Another Look at Nook: After Upgrade #3

This past weekend my Barnes & Noble Nook received a software upgrade, which would make this the third since the launch of this e-Reader.

In two previous Blog posts, part one and part two, I gave my impressions of the Nook and discussed the positives and negatives. Throughout I kept mentioning how an additional upgrade could significantly make this a better device.

So I was glad to learn of this latest download and had high hopes regarding its impact.

Unfortunately, instead of an improved reading device, what I got instead was the addition of games like chess and sudoku, the option to surf the web, and a few other revisions. You can read about all the new features here.

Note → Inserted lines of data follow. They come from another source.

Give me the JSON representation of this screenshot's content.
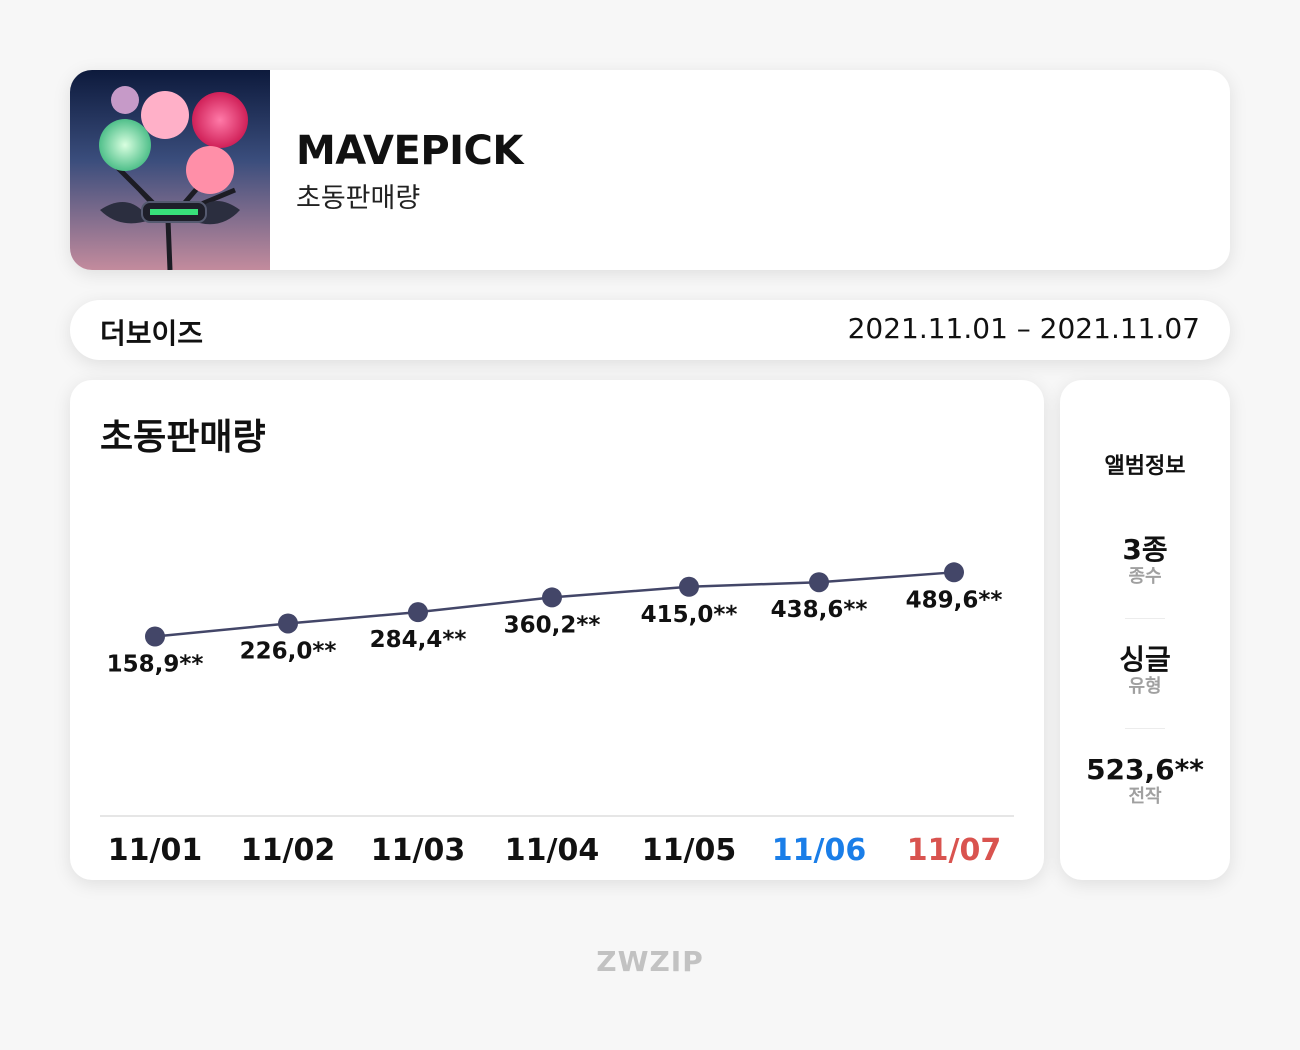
{
  "header": {
    "title": "MAVEPICK",
    "subtitle": "초동판매량"
  },
  "info_bar": {
    "artist": "더보이즈",
    "period": "2021.11.01 – 2021.11.07"
  },
  "chart_panel": {
    "title": "초동판매량"
  },
  "album_info": {
    "heading": "앨범정보",
    "stats": [
      {
        "value": "3종",
        "label": "종수"
      },
      {
        "value": "싱글",
        "label": "유형"
      },
      {
        "value": "523,6**",
        "label": "전작"
      }
    ]
  },
  "footer": {
    "brand": "ZWZIP"
  },
  "colors": {
    "line": "#434668",
    "saturday": "#1a7ee8",
    "sunday": "#d9534f"
  },
  "chart_data": {
    "type": "line",
    "categories": [
      "11/01",
      "11/02",
      "11/03",
      "11/04",
      "11/05",
      "11/06",
      "11/07"
    ],
    "values": [
      158.9,
      226.0,
      284.4,
      360.2,
      415.0,
      438.6,
      489.6
    ],
    "labels": [
      "158,9**",
      "226,0**",
      "284,4**",
      "360,2**",
      "415,0**",
      "438,6**",
      "489,6**"
    ],
    "category_colors": [
      "#111111",
      "#111111",
      "#111111",
      "#111111",
      "#111111",
      "#1a7ee8",
      "#d9534f"
    ],
    "title": "초동판매량",
    "xlabel": "",
    "ylabel": "",
    "grid": false
  }
}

Now I don't know if there's been any huge demand from Nook users for such applications, but as far as I'm concerned, even if there was, B&N should have ignored it. This was an opportunity to once and for all address a number of key negatives plaguing this e-Reader. Most notably the refresh rate between page turns, which does now appear to be a tad faster, but still suffers from an odd meshing of the text as it changes from one page to the next. It's kind of hard to describe, but for a split second the page you're reading and the page you're about to read blend together displaying a black blob. It's really disappointing that upgrade #3 didn't at least manage to improve this experience so it would be as good, if not better, than when reading on Amazon's Kindle.

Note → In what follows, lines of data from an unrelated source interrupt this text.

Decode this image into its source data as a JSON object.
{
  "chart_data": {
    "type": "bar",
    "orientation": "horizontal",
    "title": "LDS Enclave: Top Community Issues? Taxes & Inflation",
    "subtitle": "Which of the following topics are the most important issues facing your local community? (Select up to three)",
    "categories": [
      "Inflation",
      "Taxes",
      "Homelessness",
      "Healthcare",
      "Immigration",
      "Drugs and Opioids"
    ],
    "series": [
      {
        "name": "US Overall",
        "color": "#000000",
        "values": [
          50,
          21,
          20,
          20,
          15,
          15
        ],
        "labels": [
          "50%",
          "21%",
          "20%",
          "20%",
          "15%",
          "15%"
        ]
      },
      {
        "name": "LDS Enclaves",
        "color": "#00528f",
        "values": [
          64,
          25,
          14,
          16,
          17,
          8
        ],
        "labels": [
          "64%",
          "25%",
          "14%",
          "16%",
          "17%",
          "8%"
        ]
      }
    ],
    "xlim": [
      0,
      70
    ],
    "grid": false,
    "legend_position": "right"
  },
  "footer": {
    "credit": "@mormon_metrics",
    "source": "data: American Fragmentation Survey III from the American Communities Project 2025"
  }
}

But let's talk about the Chess and Sudoku for a moment. The question here is why. Why bother adding these features when what most people are looking for is simply a great e-Reader. It would be one thing if the Nook was a device that was more like an iPad with a full color screen, but instead the chess board or the sudoku boxes appear in both the E-ink screen and the narrow color screen making for a dual experience that is split in two and ultimately unsatisfying. Plus the chess board is not fully visible on the color screen, so you have to constantly scroll up and down to view and move the pieces, which is very awkward. However, even within this small view size, the color looks so much better than the grey and white display above that the comparison just illustrates how visuals like these long to be in color and will have you wishing the screen above was just as vibrant.

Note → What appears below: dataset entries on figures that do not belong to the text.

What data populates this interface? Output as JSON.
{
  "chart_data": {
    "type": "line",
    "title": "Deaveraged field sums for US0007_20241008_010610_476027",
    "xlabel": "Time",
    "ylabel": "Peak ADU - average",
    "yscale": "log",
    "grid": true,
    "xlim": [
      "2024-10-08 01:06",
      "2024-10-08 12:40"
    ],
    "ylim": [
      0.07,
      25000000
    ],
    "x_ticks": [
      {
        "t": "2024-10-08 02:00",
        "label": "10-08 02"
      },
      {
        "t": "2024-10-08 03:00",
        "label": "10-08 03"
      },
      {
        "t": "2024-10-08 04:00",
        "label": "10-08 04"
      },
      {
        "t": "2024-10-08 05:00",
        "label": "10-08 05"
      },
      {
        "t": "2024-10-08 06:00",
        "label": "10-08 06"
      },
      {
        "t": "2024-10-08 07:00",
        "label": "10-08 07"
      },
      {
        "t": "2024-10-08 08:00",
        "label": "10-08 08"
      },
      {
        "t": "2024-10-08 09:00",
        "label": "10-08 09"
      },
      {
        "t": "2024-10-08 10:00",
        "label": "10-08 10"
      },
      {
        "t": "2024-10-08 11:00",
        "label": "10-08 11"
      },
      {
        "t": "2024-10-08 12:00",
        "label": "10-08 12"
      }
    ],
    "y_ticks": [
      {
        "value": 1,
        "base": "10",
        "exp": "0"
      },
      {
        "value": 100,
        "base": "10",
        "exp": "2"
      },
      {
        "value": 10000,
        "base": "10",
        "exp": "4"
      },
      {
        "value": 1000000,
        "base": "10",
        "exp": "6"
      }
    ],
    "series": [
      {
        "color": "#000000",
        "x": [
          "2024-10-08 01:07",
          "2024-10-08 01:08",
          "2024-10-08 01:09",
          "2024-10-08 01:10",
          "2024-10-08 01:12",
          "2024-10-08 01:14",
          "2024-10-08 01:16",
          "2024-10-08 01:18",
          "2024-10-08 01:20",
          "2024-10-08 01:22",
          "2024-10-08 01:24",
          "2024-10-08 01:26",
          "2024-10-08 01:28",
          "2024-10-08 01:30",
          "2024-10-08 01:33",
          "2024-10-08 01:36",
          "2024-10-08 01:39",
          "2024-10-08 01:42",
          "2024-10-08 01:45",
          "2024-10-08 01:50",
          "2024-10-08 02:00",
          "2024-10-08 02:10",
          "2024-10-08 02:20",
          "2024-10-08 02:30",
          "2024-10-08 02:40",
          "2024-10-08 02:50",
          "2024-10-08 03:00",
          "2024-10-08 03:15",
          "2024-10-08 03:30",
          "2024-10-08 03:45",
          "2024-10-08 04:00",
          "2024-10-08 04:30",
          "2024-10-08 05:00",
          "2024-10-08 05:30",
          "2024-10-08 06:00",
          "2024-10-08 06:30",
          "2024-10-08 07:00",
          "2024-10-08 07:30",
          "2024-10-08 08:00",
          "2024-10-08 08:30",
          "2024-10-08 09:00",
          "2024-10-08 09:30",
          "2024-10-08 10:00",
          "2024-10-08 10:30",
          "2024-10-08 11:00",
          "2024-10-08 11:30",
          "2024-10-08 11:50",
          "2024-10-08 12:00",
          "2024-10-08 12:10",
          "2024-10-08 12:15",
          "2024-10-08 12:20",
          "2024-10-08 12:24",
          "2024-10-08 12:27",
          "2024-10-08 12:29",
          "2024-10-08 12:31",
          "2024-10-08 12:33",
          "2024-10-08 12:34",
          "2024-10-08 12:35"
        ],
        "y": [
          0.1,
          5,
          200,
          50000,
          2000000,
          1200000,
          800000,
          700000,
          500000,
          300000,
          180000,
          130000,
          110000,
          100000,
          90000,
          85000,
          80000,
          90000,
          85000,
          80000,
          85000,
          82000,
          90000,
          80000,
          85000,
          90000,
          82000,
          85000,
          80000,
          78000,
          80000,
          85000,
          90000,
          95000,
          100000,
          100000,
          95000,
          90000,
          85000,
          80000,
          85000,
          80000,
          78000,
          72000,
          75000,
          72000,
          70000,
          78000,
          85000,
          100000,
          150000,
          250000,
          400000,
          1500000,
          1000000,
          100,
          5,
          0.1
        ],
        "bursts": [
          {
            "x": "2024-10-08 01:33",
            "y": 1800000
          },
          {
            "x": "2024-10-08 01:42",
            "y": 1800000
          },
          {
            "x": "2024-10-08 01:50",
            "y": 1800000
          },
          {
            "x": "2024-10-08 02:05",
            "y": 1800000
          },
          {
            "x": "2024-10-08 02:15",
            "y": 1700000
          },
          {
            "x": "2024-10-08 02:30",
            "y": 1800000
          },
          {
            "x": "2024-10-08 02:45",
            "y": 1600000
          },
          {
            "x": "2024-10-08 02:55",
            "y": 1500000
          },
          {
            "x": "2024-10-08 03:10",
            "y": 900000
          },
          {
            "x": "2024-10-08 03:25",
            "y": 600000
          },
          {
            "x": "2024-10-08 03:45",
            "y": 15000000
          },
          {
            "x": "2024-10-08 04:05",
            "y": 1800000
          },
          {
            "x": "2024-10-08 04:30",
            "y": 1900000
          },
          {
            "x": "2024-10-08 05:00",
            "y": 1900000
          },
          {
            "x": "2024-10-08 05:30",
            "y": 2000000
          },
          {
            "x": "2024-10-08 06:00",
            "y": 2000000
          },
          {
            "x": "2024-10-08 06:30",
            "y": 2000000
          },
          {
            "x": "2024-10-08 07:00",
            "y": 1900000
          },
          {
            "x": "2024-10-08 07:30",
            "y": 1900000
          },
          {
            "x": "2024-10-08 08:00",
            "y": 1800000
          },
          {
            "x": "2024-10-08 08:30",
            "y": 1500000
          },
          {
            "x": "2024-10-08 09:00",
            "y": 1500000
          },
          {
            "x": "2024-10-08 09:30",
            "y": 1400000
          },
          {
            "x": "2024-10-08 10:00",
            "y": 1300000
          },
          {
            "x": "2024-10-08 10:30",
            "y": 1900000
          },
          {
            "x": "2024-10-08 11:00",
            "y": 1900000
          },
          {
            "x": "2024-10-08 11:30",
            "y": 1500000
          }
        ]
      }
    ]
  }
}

But, playing the games is not nearly as awkward as trying to surf the web. I know technically this device can access the Internet, but it should be kept a secret because the experience is extremely clunky, difficult to navigate, and visually unpleasant. This attempt to position the Nook as a multi-purpose device was a poor decision and should've been reconsidered. All these new features do, in a world where Apple's iPad exists, is shine a big spotlight on the shortcomings of the Nook's capabilities. And I say this with no joy because I believe this device has real potential and could be a very good e-Reader that has an advantage in that it can be improved every few months with software refinements, but NOT if this trend continues.

Barnes & Noble wisely took a page from the iPhone by releasing an e-reader with minimal buttons so that 98% of the functions would be executed on a small color touch-screen, where the look and navigation can be changed dramatically. But this wise choice is not being used to their benefit. Instead of wasting precious programming time on games and poor web browsing, there should be much more focus on developing a great reading experience so all future upgrades are viewed as true improvements, not distractions. Being able to change the way the device works without requiring customers to invest in a new version of the Nook gives B&N the opportunity to recognize the customer's needs and deliver them over and over, each time gaining consumer confidence and loyalty.

My conclusion is such enhancements are meant to justify the current $259 price tag for the Nook, especially when it won't be too long before multi-functional devices like the iPad and Dell's Mini 5 Tablet will be priced competitively.

And now two new Nook devices are on the way? I have to say it's difficult to get excited about such an announcement when the current version has a few key remaining issues that need improvement.

Anyone else tried the Nook after this latest upgrade? If so, I'd love to hear your thoughts.